Bab 29. Pernikahan

668 20 0
                                    

Dinda mencoba menyelesaikan laporan pertanggungjawaban untuk acara milad (ulang tahun) kemarin.

Plak

Ia melirik surat yang baru saja terdampar di atas mejanya. Terlihat Fidah datang dengan wajah penuh semangat seolah-olah ada sesuatu yang berharga di dalam surat tersebut.

"Aku tidak akan tertipu lagi, kali ini aku tidak akan percaya dengan surat-suratmu!"

Sejak kepergian Fariz, seringkali Fidah menggodanya dengan memberikannya beberapa surat dengan rentang waktu setiap bulan. Padahal isinya ditulis oleh Fidah, tapi Dinda mudah sekali tertipu olehnya. Bodohnya lagi selama satu tahun ini Dinda malah terus mengulangi kesalahannya untuk mempercayai gadis itu.

"Kali ini asli dari Fariz," ucapnya begitu semangat.

Dinda menggeleng cepat bahkan melempar surat itu ke bak sampah yang ada di sisinya.

"Astaghfirullah, Dinda, nanti kamu kualat lho gak nerima surat dari calon suami kamu!" Ucapnya geram kembali mengambil surat itu.

"Calon suami? Aku tidak akan menikahi pria yang jelas-jelas mencintai orang lain di hatinya. Dan aku tidak akan pernah percaya lagi dengan surat-surat kamu."

"Aku kan sudah minta maaf soal itu Dinda. Kali ini aku beneran, tadi waktu ke sini Fariz nitip surat ini buat kamu."

"Dan itu juga yang kamu katakan dulu, Fidah. Kamu bilang sama persis, jadi aku tidak akan bisa dibohongi lagi."

"Astaghfirullah, Dinda, aku beneran. Kalo kamu gak mau biar aku bacain sekarang."

"Gak perlu."

Fidah tidak menghiraukannya, ia tetap membuka surat itu lantas membukanya lebar-lebar.

"Hah? Menikah? Kamu dilamar?!" Fidah berekspresi kaget, berulang kali ia membaca surat itu lalu mengucapkan kalimatnya lagi.
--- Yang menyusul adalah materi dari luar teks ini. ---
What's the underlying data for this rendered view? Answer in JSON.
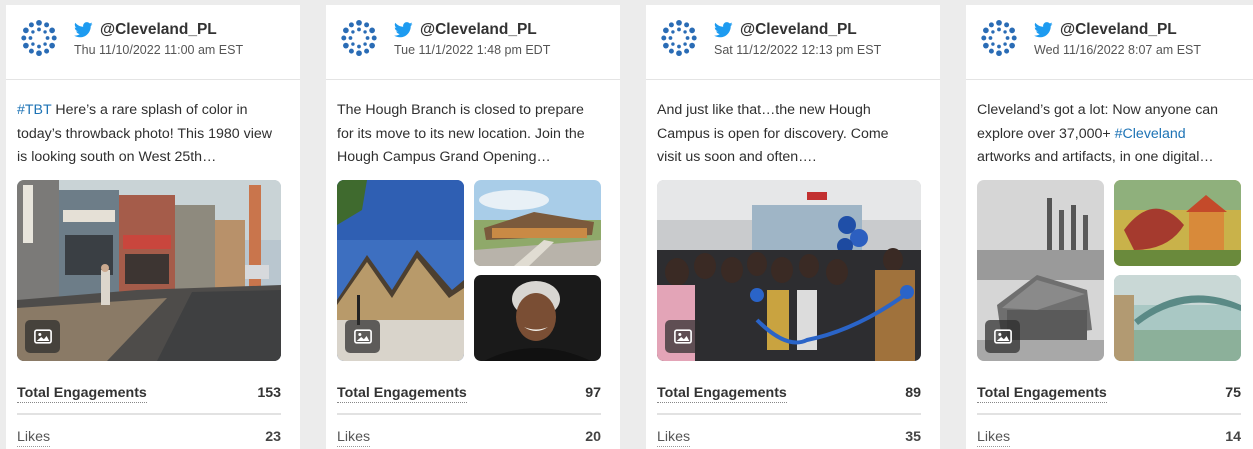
{
  "colors": {
    "twitter_blue": "#1d9bf0",
    "logo_blue": "#2a6cb5",
    "hashtag": "#1d73b5"
  },
  "icons": {
    "platform": "twitter-bird-icon",
    "media": "image-icon",
    "avatar": "library-logo-icon"
  },
  "metric_labels": {
    "total": "Total Engagements",
    "likes": "Likes"
  },
  "posts": [
    {
      "handle": "@Cleveland_PL",
      "time": "Thu 11/10/2022 11:00 am EST",
      "text_tag": "#TBT",
      "text": " Here’s a rare splash of color in today’s throwback photo! This 1980 view is looking south on West 25th…",
      "total_engagements": "153",
      "likes": "23"
    },
    {
      "handle": "@Cleveland_PL",
      "time": "Tue 11/1/2022 1:48 pm EDT",
      "text": "The Hough Branch is closed to prepare for its move to its new location. Join the Hough Campus Grand Opening…",
      "total_engagements": "97",
      "likes": "20"
    },
    {
      "handle": "@Cleveland_PL",
      "time": "Sat 11/12/2022 12:13 pm EST",
      "text": "And just like that…the new Hough Campus is open for discovery. Come visit us soon and often….",
      "total_engagements": "89",
      "likes": "35"
    },
    {
      "handle": "@Cleveland_PL",
      "time": "Wed 11/16/2022 8:07 am EST",
      "text_pre": "Cleveland’s got a lot: Now anyone can explore over 37,000+ ",
      "text_tag": "#Cleveland",
      "text_post": " artworks and artifacts, in one digital…",
      "total_engagements": "75",
      "likes": "14"
    }
  ]
}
Untung saja suasana kantor sepi sehingga tidak ada yang mendengar ocehannya. Dinda terus acuh, seperti pendiriannya ia tidak akan percaya lagi.

"Ini cincinnya," ucap Fidah meletakkan sebuah cincin bermata satu di atas meja Dinda.

Fokus Dinda mulai terganggu, ia menatap cincin itu lantas melirik Fidah dengan tatapan seolah mencari kebohongan di matanya.

"Apa aku kelihatan berbohong?"

"Mana mungkin Fariz melamar seperti ini? Cepat berikan suratnya," balas Dinda akhirnya terbujuk ingin membaca surat itu.

Dinda mulai membaca satu persatu kata yang tertulis di sana. Terlihat Fidah malah tertawa kencang sampai-sampai tidak mampu berdiri lagi.

"Kamu berbohong lagi?!" Fidah mempermainkannya dan ia tertipu lagi, ia meremas-remas kertas itu lalu melemparnya ke bak sampah.

"Lagian oangnya sudah ada di sini, ngapain kirim surat segala?" Goda Fidah tak berhenti tertawa karena berhasil membuatnya kesal.

"Bodo amat, kalo aku beneran nikah sama Fariz aku gak bakal ngundang kamu!" Tekan Dinda murka lantas pergi meninggalkannya.

"Emang dia mau nikahin kamu?"

"Iya!"

"Ke-PD-an!"

Dinda enggan menanggapinya lagi. Moodnya benar-benar rusak, ia memilih kembali ke rumah untuk mengisi perutnya yang kosong. Saat sedang fokus berjalan, atensinya tak sengaja melihat beberapa mobil terparkir di depan rumahnya.

"Bukankah kalo ada acara keluarga Ayah akan memberitahukan ku?" Terangnya bingung.

Dinda semakin berjalan mendekat, tiba saat hendak masuk ke dalam ruangan tamu, tubuh Dinda mendadak lemah tak berbobot. Seluruh pasang mata menatapnya dengan wajah yang serius.